Fixed guns were added to three upper mountain trails, which will allow the resort to open top-to-bottom for the first time ever. The upgraded snow-gun fleet includes 30 new SMI Grizzly sticks (20 are fixed), two new SMI Kid fan guns on carriages, 35 new HKD SV14 Volt sticks (25 are fixed), and one new 10-foot mobile HKD Phazer. DemacLenko also provided a Titan fan gun and an Evo fan gun as demos.

“Ian Jarrett [of HKD] and Joe VanderKelen [of SMI] are both friends and terrific business partners who helped us get this new equipment,” said Quimby. “We went with both, honestly, because we didn’t have a way to test guns side by side, but we know both will work well.”

TRAIL WORK

The sexy, high-dollar projects take the spotlight, but Quimby said the summer’s trail maintenance was equally important. “This is the first time in more than 20 years that I’ve seen all of the trails mowed, brush cut back, and all of the glades cleaned out,” he said.

Saddleback hired a trail-cutting team from Honduras to clear trails while a team of patrollers cleared Saddleback’s legendary glades of all the blowdown that had accumulated. Both groups worked extremely hard, and the terrain has never been so clear, Quimby said.

jan21 gem worth fixing 04Top to bottom: Reclaiming overgrown trails and clearing glades were major projects; Every snowmaking pump was rebuilt, including the four here in the lake pump house; Saddleback has no on-mountain air, so all snow guns have on-board compressors, like this new HKD Volt; A new SMI Kid fan gun piling it up before opening day. Photos: Jared Emerson.

SUSTAINABLE FUTURE

Arctaris’ investment in Saddleback and the Rangeley community is about the long game, so no corners are being cut. “Being owned by an impact fund, opening the mountain successfully isn’t the whole story,” said Shepard. “Opening is the part of the story that allows us to tell the rest of the story, which is that we have to build Saddleback in a way that allows us to create a sustainable model for the entire region.”

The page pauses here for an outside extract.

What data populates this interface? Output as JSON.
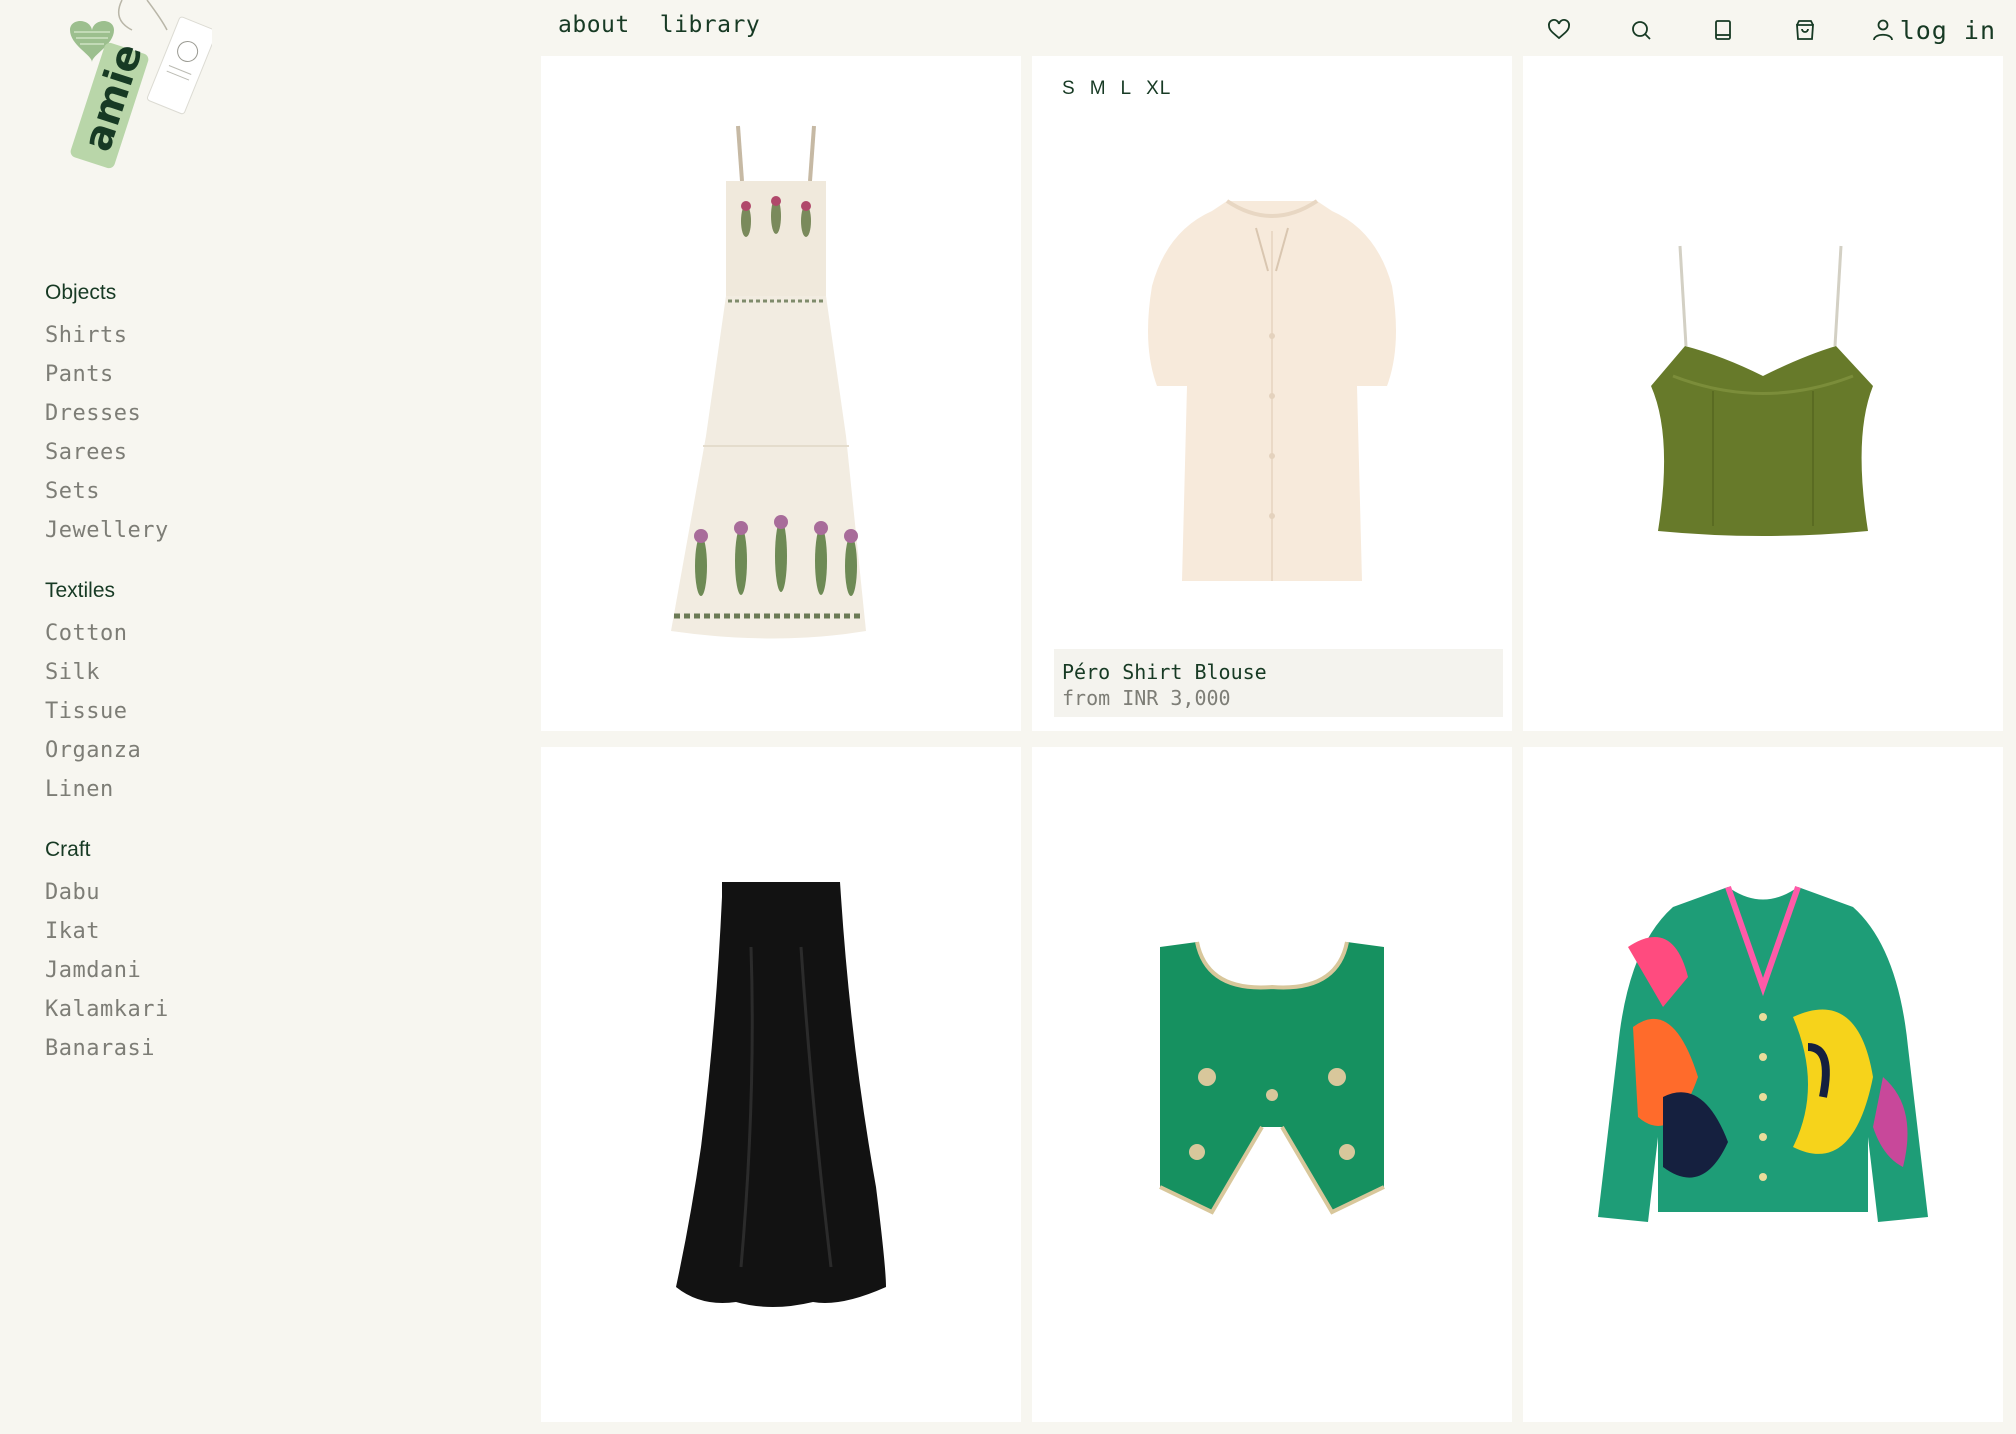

Shepard compares the current Saddleback model with Sundance, Utah, which Robert Redford established as “… a community of people who appreciate the beauty of nature and feel the responsibility to preserve it.”

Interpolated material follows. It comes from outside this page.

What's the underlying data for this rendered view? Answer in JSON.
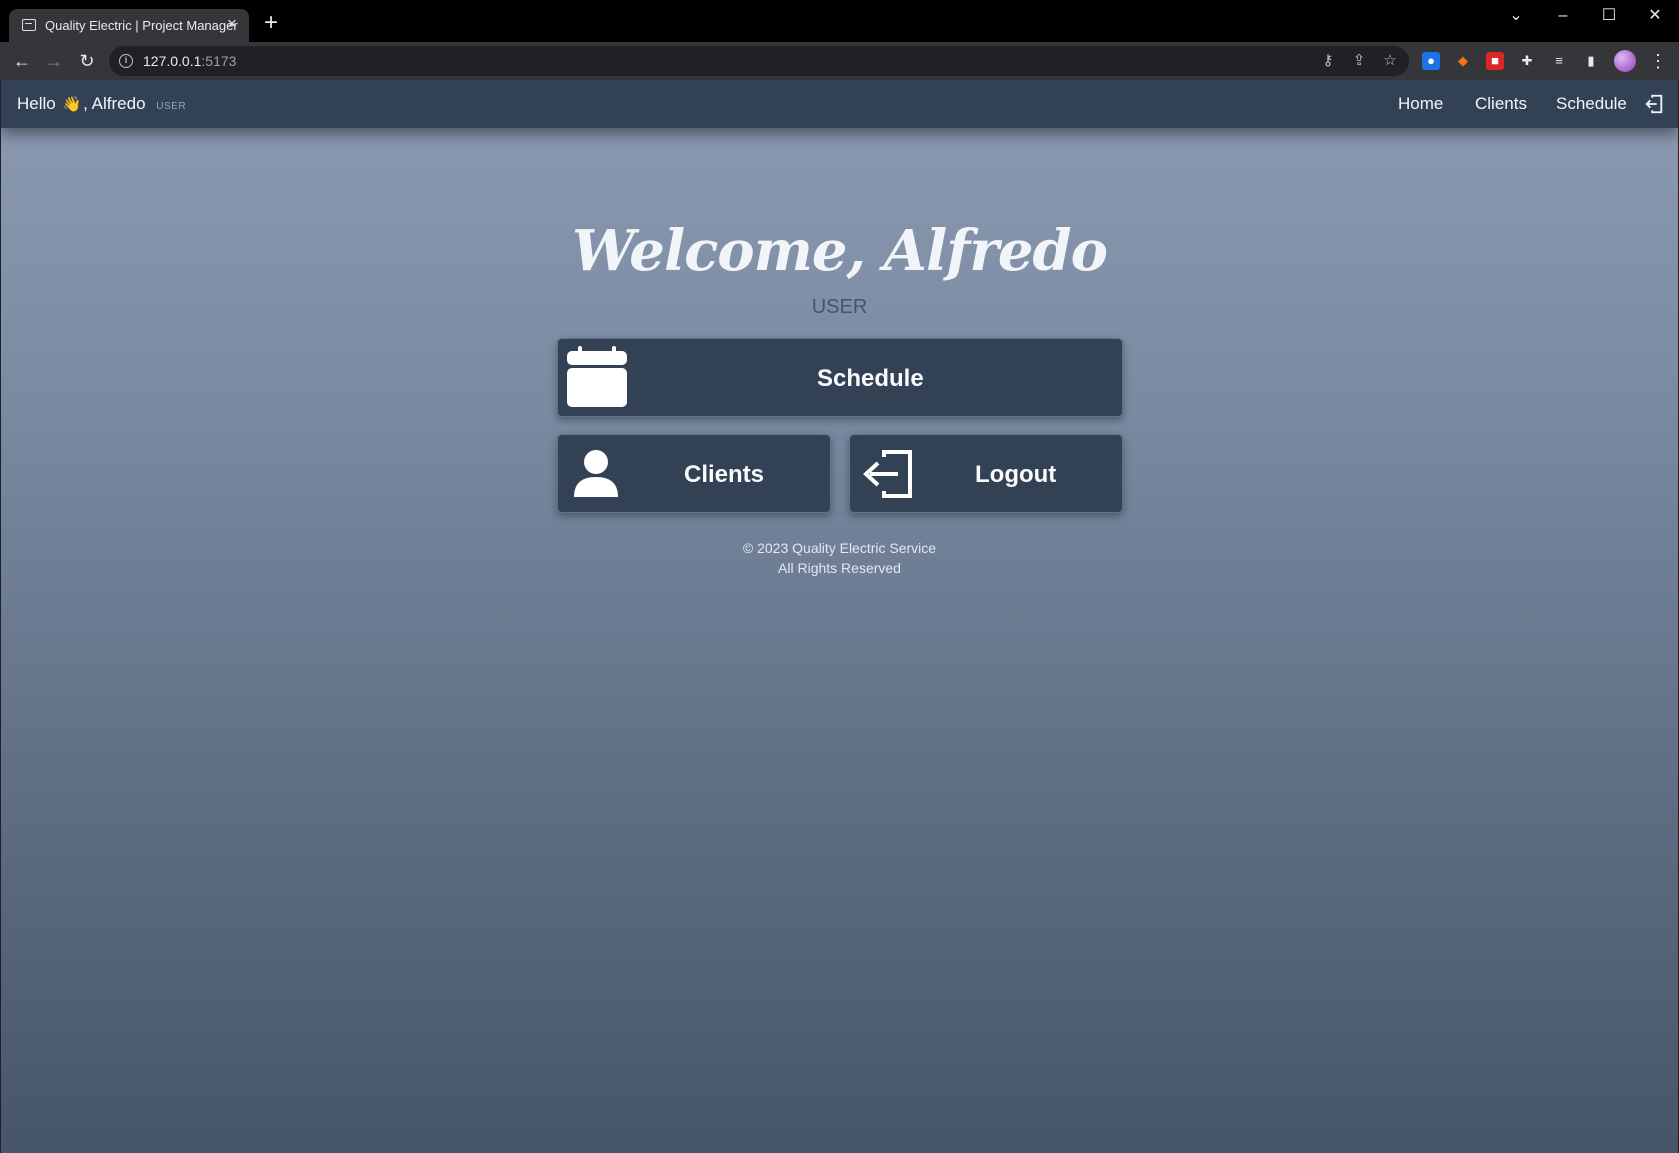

That means doing what’s right, and doing it the right way. Task forces have been formed to explore community issues such as affordable housing, affordable child care, expanding healthcare and wellness care for people in the region, as well as getting seasonal workers health benefits.

Plans are in the works to develop a 35-acre solar farm on the property that will generate twice the energy needed to run the resort, and will significantly reduce energy costs—helping make Saddleback more environmentally and financially sustainable.

For future development, Saddleback is working with the Appalachian Trail Club, Maine Audubon, and Trust in Public Lands—“three constituencies that would typically be apprehensive about a ski resort’s development plans,” said Shepard—and bringing them on as partners “to make sure what we’re doing works for everybody.”

Case in point: Plans for the eco-friendly mid-mountain lodge call for it to be built on pedestals to minimize disturbance of the watershed, sided primarily with triple-paned insulated glass designed to limit or eliminate bird strikes, and have an undulated sod roof with native low-bush blueberries growing on it so the building will be unseen from the AT above and provide bird habitat. Saddleback has secured a donor to build it.

TRIPLE BOTTOM LINE

Of course, Saddleback isn’t a philanthropic venture for Arctaris. Financial return is part of the deal, perhaps through selling the resort a decade from now when it and the community are firmly reestablished and firing on all cylinders. In the meantime, Shepard said, the people at Arctaris have been exemplary partners who offer critical support in various areas, not just with their checkbook.

“Sustainability means a lot of different things to a lot of different people,” said Shepard, “and I can say that sustainability means all of those things to us.”